拍品專文
Executed in 1931, Wer tötet wen dates from the height of Paul Klee’s career. Enjoying his well-earned standing as a leading international artist and major proponent of the Bauhaus – where he taught from 1920, in Weimar, and later Dessau – Klee succeeded in positioning himself as a pivotal figure of the modern art scene. In celebration of his fiftieth birthday in 1929 for example, visionary gallerist Alfred Flechtheim hosted a retrospective of his work which later famously travelled to the Museum of Modern Art in New York. It was also at this time in Paris that Cahiers d’Art approached him for a major volume featuring reproductions of his work. Indeed, as Klee’s name and genius spread, so did his unique vocabulary and visual approach.

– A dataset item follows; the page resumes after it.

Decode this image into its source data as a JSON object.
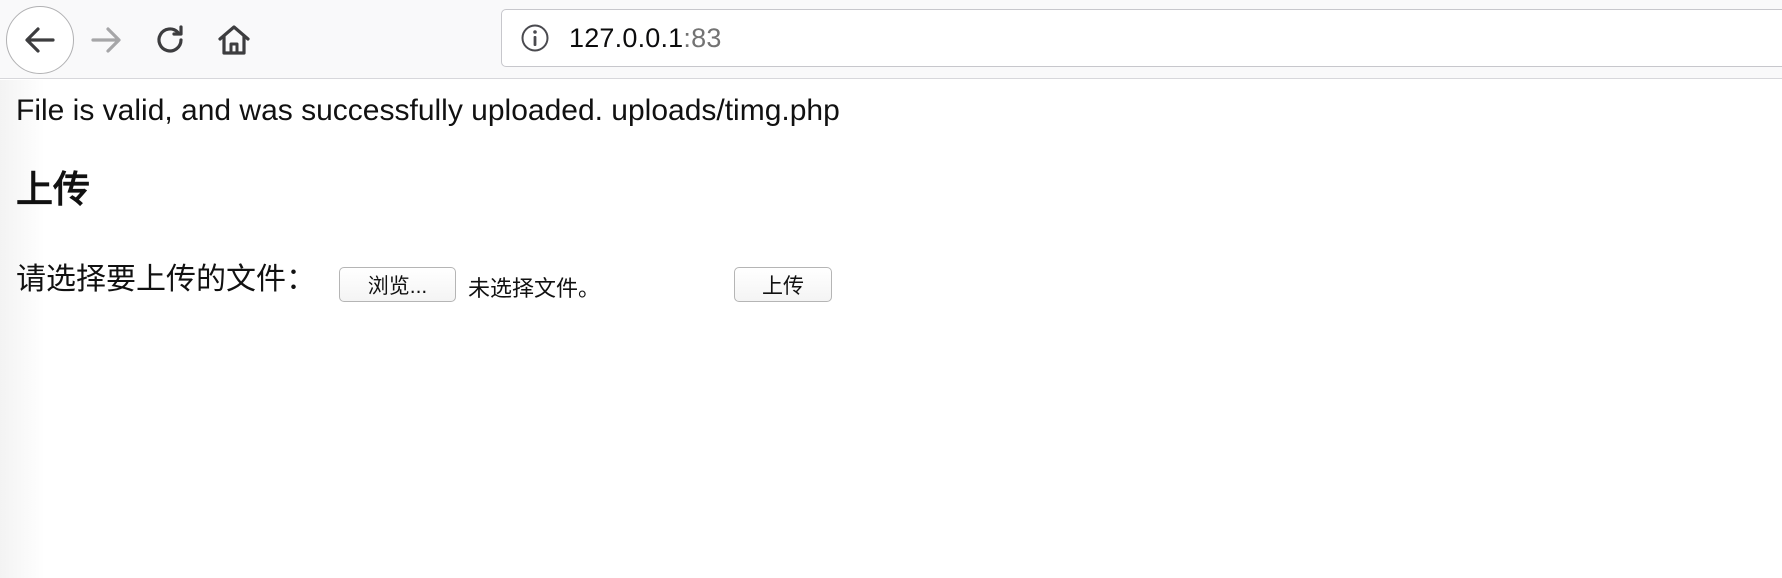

Delighting in the poetic, expressive power of colour and form – which he mined with unparalleled force – his works from the 1930s range from the mathematical and virtually abstract to the figural and humorous. As Will Grohmann has aptly noted of this period, ‘Far removed from earthly reality as these works are, Klee occasionally relates them to man by the addition of associative elements… Entire human figures may emerge from the schematic pattern… Any discrepancy between the structural system and the associative elements only serves to make the relationship of the two more expressive… The precise, unadorned geometry of the shapes appears to contradict their human significance to such a degree that the effect of the whole is comic – a comedy based on form’ (Paul Klee, New York, 1954, p. 282).

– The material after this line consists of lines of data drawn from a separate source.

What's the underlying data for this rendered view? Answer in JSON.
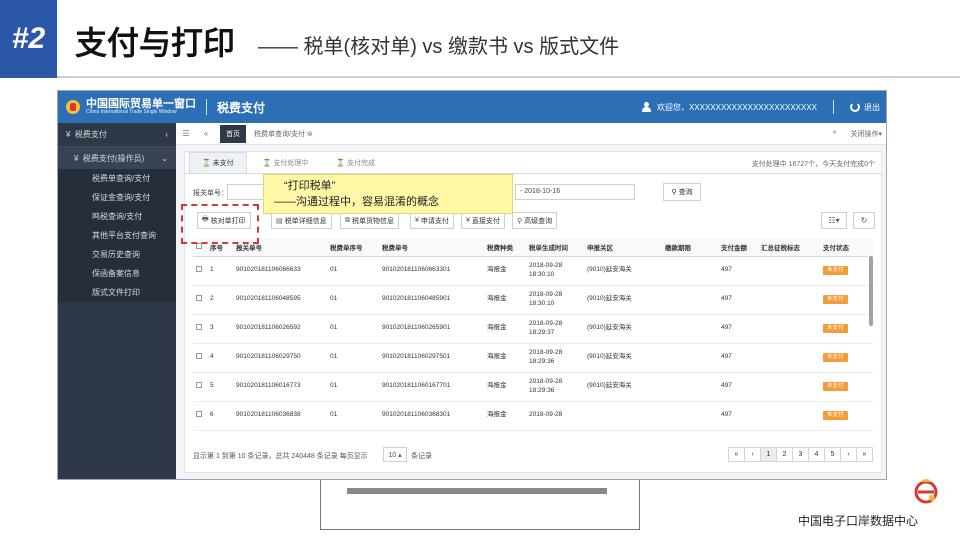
{
  "slide": {
    "number": "#2",
    "title": "支付与打印",
    "subtitle": "—— 税单(核对单) vs 缴款书 vs 版式文件"
  },
  "app": {
    "logo_cn": "中国国际贸易单一窗口",
    "logo_en": "China International Trade Single Window",
    "module": "税费支付",
    "welcome": "欢迎您，",
    "username": "XXXXXXXXXXXXXXXXXXXXXXXX",
    "logout": "退出"
  },
  "sidebar": {
    "group": "税费支付",
    "sub": "税费支付(操作员)",
    "items": [
      "税费单查询/支付",
      "保证金查询/支付",
      "鸣税查询/支付",
      "其他平台支付查询",
      "交易历史查询",
      "保函备案信息",
      "版式文件打印"
    ]
  },
  "tabbar": {
    "home": "首页",
    "current": "税费单查询/支付",
    "close": "⊗",
    "right_label": "关闭操作▾"
  },
  "status_tabs": [
    "未支付",
    "支付处理中",
    "支付完成"
  ],
  "status_summary": "支付处理中 16727个，今天支付完成0个",
  "search": {
    "label": "报关单号：",
    "date_range": "- 2018-10-16",
    "button": "查询"
  },
  "callout": {
    "line1": "“打印税单”",
    "line2": "——沟通过程中，容易混淆的概念"
  },
  "actions": [
    {
      "icon": "🖶",
      "label": "核对单打印"
    },
    {
      "icon": "▤",
      "label": "税单详细信息"
    },
    {
      "icon": "⧉",
      "label": "税单货物信息"
    },
    {
      "icon": "¥",
      "label": "申请支付"
    },
    {
      "icon": "¥",
      "label": "直接支付"
    },
    {
      "icon": "⚲",
      "label": "高级查询"
    }
  ],
  "table": {
    "columns": [
      "",
      "序号",
      "报关单号",
      "税费单序号",
      "税费单号",
      "税费种类",
      "税单生成时间",
      "申报关区",
      "缴款期限",
      "支付金额",
      "汇总征税标志",
      "支付状态"
    ],
    "rows": [
      [
        "1",
        "901020181106066633",
        "01",
        "9010201811060663301",
        "海报金",
        "2018-09-28\n18:30:10",
        "(9010)延安海关",
        "",
        "497",
        "",
        "未支付"
      ],
      [
        "2",
        "901020181106048595",
        "01",
        "9010201811060485901",
        "海报金",
        "2018-09-28\n18:30:10",
        "(9010)延安海关",
        "",
        "497",
        "",
        "未支付"
      ],
      [
        "3",
        "901020181106026592",
        "01",
        "9010201811060265901",
        "海报金",
        "2018-09-28\n18:29:37",
        "(9010)延安海关",
        "",
        "497",
        "",
        "未支付"
      ],
      [
        "4",
        "901020181106029750",
        "01",
        "9010201811060297501",
        "海报金",
        "2018-09-28\n18:29:36",
        "(9010)延安海关",
        "",
        "497",
        "",
        "未支付"
      ],
      [
        "5",
        "901020181106016773",
        "01",
        "9010201811060167701",
        "海报金",
        "2018-09-28\n18:29:36",
        "(9010)延安海关",
        "",
        "497",
        "",
        "未支付"
      ],
      [
        "6",
        "901020181106036838",
        "01",
        "9010201811060368301",
        "海报金",
        "2018-09-28",
        "",
        "",
        "497",
        "",
        "未支付"
      ]
    ]
  },
  "footer": {
    "info": "显示第 1 到第 10 条记录，总共 240448 条记录 每页显示",
    "page_size": "10 ▴",
    "page_size_suffix": "条记录",
    "pages": [
      "«",
      "‹",
      "1",
      "2",
      "3",
      "4",
      "5",
      "›",
      "»"
    ]
  },
  "brand": {
    "text": "中国电子口岸数据中心"
  }
}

Indeed, such was the success of Wer tötet wen, that Klee designated it as a ‘Sonderklasse’ – thus categorising it among his greatest works. Ever the meticulous intellectual, Klee developed a precise system for pricing his works, with eight price categories, crowned by the celebrated ‘Sonderklasse’: the assignation reserved only for the very best of his oeuvre, marked with the distinctive ‘S Cl’. Allocating this designation to the present lot, Klee affirms its place among those works intended to remain reserved to his personal collection – representing the highest quality and originality of his entire artistic output.